ここ数年、この静岡で素晴らしい取り組みの審査員をさせて戴いています。6年前、三井農林から始まって、3年前に特種東海製紙(旧・特種東海ホールディングスグループ)に受け継がれて行われている「高等学校環境大賞」です。学校・学年部門、個人部門、部活動・サークル部門と分かれていますが、どの部門も生徒自らの汗水ながして壁にぶつかりながら形にした大傑作。作文やプレゼンテーションも、毎回読むのが楽しみなんですよね。他の審査員の先生(子供たちとの里山体験も遊び心で大人気の富士常葉大学社会環境学部の山田辰美せんせい/歌人&作詞家であり、元国連WANIF親善大使の田中章義さん)も、同じ気持ちだと思います。
たとえば、今年第6回の大賞受賞作品は、「中田島砂丘の浸食における道流堤と離岸堤の関係」。浸食をくいとめることができるのか、中田島砂丘のモデルを作り、来る日も来る日も実験を重ねた地道さと着眼点が素晴らしかった!
優秀賞は、「竹間伐材の有効利用!〜放置竹林問題の解決をめざした取り組み〜」。県立下田高等学校南伊豆分校の園芸家の面々は、途方に暮れてしまう竹林問題を前向きに捉えて、竹林からのチップで堆肥を作って野菜生育を調べ、竹炭で経営シミュレーションまでを提示。地に足の着いた楽しく頼もしい実験が好評でした。
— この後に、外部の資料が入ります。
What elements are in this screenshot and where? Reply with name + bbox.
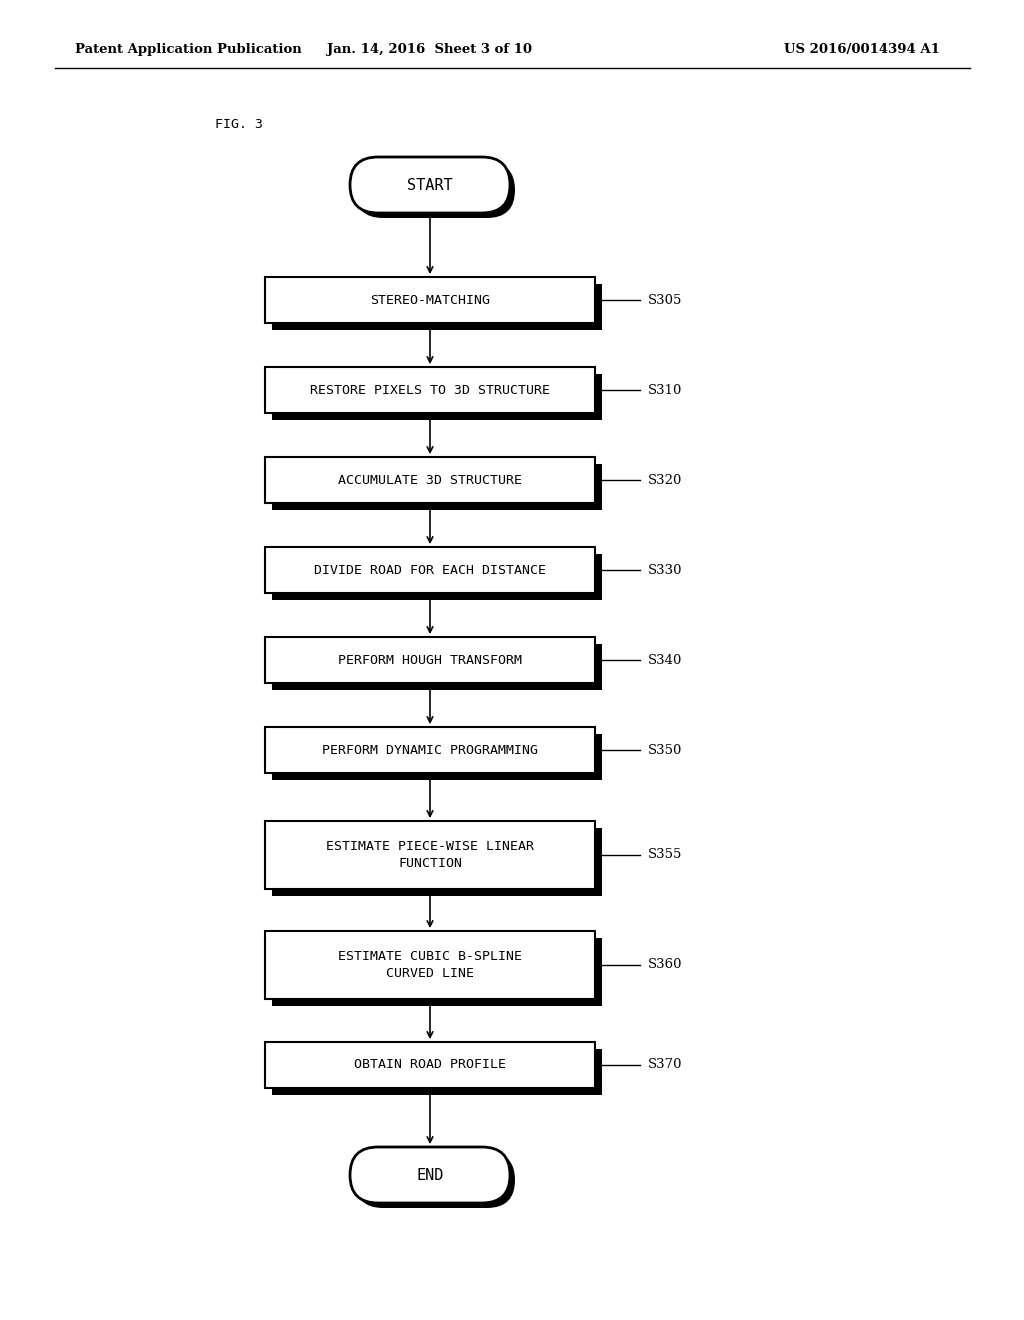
Text: FIG. 3: FIG. 3 — [215, 119, 263, 132]
FancyBboxPatch shape — [265, 1041, 595, 1088]
FancyBboxPatch shape — [272, 554, 602, 601]
Text: S355: S355 — [648, 849, 682, 862]
Text: DIVIDE ROAD FOR EACH DISTANCE: DIVIDE ROAD FOR EACH DISTANCE — [314, 564, 546, 577]
Text: START: START — [408, 177, 453, 193]
Text: ESTIMATE PIECE-WISE LINEAR
FUNCTION: ESTIMATE PIECE-WISE LINEAR FUNCTION — [326, 840, 534, 870]
FancyBboxPatch shape — [272, 1049, 602, 1096]
FancyBboxPatch shape — [272, 939, 602, 1006]
FancyBboxPatch shape — [265, 277, 595, 323]
Text: S330: S330 — [648, 564, 683, 577]
Text: RESTORE PIXELS TO 3D STRUCTURE: RESTORE PIXELS TO 3D STRUCTURE — [310, 384, 550, 396]
Text: Patent Application Publication: Patent Application Publication — [75, 44, 302, 57]
Text: PERFORM DYNAMIC PROGRAMMING: PERFORM DYNAMIC PROGRAMMING — [322, 743, 538, 756]
Text: S360: S360 — [648, 958, 683, 972]
Text: END: END — [417, 1167, 443, 1183]
FancyBboxPatch shape — [272, 465, 602, 510]
Text: OBTAIN ROAD PROFILE: OBTAIN ROAD PROFILE — [354, 1059, 506, 1072]
FancyBboxPatch shape — [350, 157, 510, 213]
FancyBboxPatch shape — [265, 821, 595, 888]
FancyBboxPatch shape — [272, 828, 602, 896]
FancyBboxPatch shape — [355, 162, 515, 218]
FancyBboxPatch shape — [265, 727, 595, 774]
FancyBboxPatch shape — [272, 374, 602, 420]
Text: S370: S370 — [648, 1059, 683, 1072]
Text: US 2016/0014394 A1: US 2016/0014394 A1 — [784, 44, 940, 57]
FancyBboxPatch shape — [272, 734, 602, 780]
Text: S305: S305 — [648, 293, 682, 306]
Text: S320: S320 — [648, 474, 682, 487]
FancyBboxPatch shape — [350, 1147, 510, 1203]
FancyBboxPatch shape — [265, 638, 595, 682]
Text: S350: S350 — [648, 743, 682, 756]
Text: ACCUMULATE 3D STRUCTURE: ACCUMULATE 3D STRUCTURE — [338, 474, 522, 487]
Text: ESTIMATE CUBIC B-SPLINE
CURVED LINE: ESTIMATE CUBIC B-SPLINE CURVED LINE — [338, 950, 522, 979]
Text: STEREO-MATCHING: STEREO-MATCHING — [370, 293, 490, 306]
FancyBboxPatch shape — [265, 931, 595, 999]
Text: S310: S310 — [648, 384, 682, 396]
FancyBboxPatch shape — [265, 457, 595, 503]
Text: Jan. 14, 2016  Sheet 3 of 10: Jan. 14, 2016 Sheet 3 of 10 — [328, 44, 532, 57]
Text: S340: S340 — [648, 653, 682, 667]
FancyBboxPatch shape — [272, 284, 602, 330]
FancyBboxPatch shape — [265, 546, 595, 593]
FancyBboxPatch shape — [355, 1152, 515, 1208]
FancyBboxPatch shape — [272, 644, 602, 690]
Text: PERFORM HOUGH TRANSFORM: PERFORM HOUGH TRANSFORM — [338, 653, 522, 667]
FancyBboxPatch shape — [265, 367, 595, 413]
個人部門の優秀賞は、「ヒートアイランド現象抑制のために」。県立静岡中央高等学校の八木くんは、学校の行き帰りや自宅の植物などの温度を、何カ所も毎日毎日歩いて記録して、自分の考えが正しいがどうかを調べました。大変な作業ですが、なんだか楽しそうな文面。その発想とド根性と感謝の心に審査員全員が脱帽。これからも続けるそうで、表彰式では、その足下に注目が集まったほど、ひたむきな実験でした。
部活動・サークル部門は、毎回愉快なテーマが話題の県立富岳館高等学校。光触媒班の面々は、「富士宮の酪農を守る〜畜産脱臭に向けた光触媒技術の開発と導入〜」。朝霧高原は大きな酪農地帯なので、その問題は重要。どうやったらいいのかを、光触媒で解決しようと奮起。酪農家が使うおが粉に変わる媒体として、地元の製紙会社の古紙からペーパースラッジをつくり、製品化。なんと実験農場になってくれたのは、我が班の酪農家でした!
スゴイでしょーー!? 私も高校時代は生物部天文班だったけれど、研究なんてした記憶はなく、仲間と作ったものは、うーーーん、親友3人で回した交換日記50冊だけですね(これも凄いかも)。で、ここ3年ほどこの大賞に合わせて行われていたのが、受賞者たちと行く「南アルプス探訪」でした。特種東海製紙所有の井川山林は、東西に13キロ、南北に33キロ。地図で見ると間ノ岳から下で、赤石岳や聖岳の右側です。ここを管理保全するのは大変なことですが、実際に行って歩くと、その深い森の素晴らしさに感動の連続なのです。昨年は転付峠でしたが、今年は千枚岳の千枚小屋までとあって、とっても楽しみにしていました。
が、しかし、予定は未定。審査員の先生方はお二人ともどうしても仕事で来られないし、6/19〜20は天候が思わしくなく、その日の朝にスケジュール変更が決まりました。うえーん。山登りなし。でも私は、切り替えの早さが自慢のラリースト。山グッズを軽装に変えて、意気揚々と集合場所へ向かいました。先生たちの代わりにいらして下さったのは、以前も山と樹々の関係で幾度かお逢いしたことのある、大好きな菅功さん(菅生物生態研究所代表・樹木医で森林アドバイザー)。再会は、天気の神様のプレゼントでした。そしてずっと案内してくれたのは、毎年ご対面となる特種東海製紙の鈴木康平さん。山のことなら知らぬ事はないという頼もしいお方です。
という訳で、島田市と川根町を中心とした「木」を巡る体験の旅となった我々の自然体験ツアー2010。生徒4名、顧問の先生1名、スタッフを合わせて総勢13名での1泊2日の旅でしたが、それがかえって思い出に残るよい旅だったの〜。まるで「遠くへ行きたい」みたいだったなあ。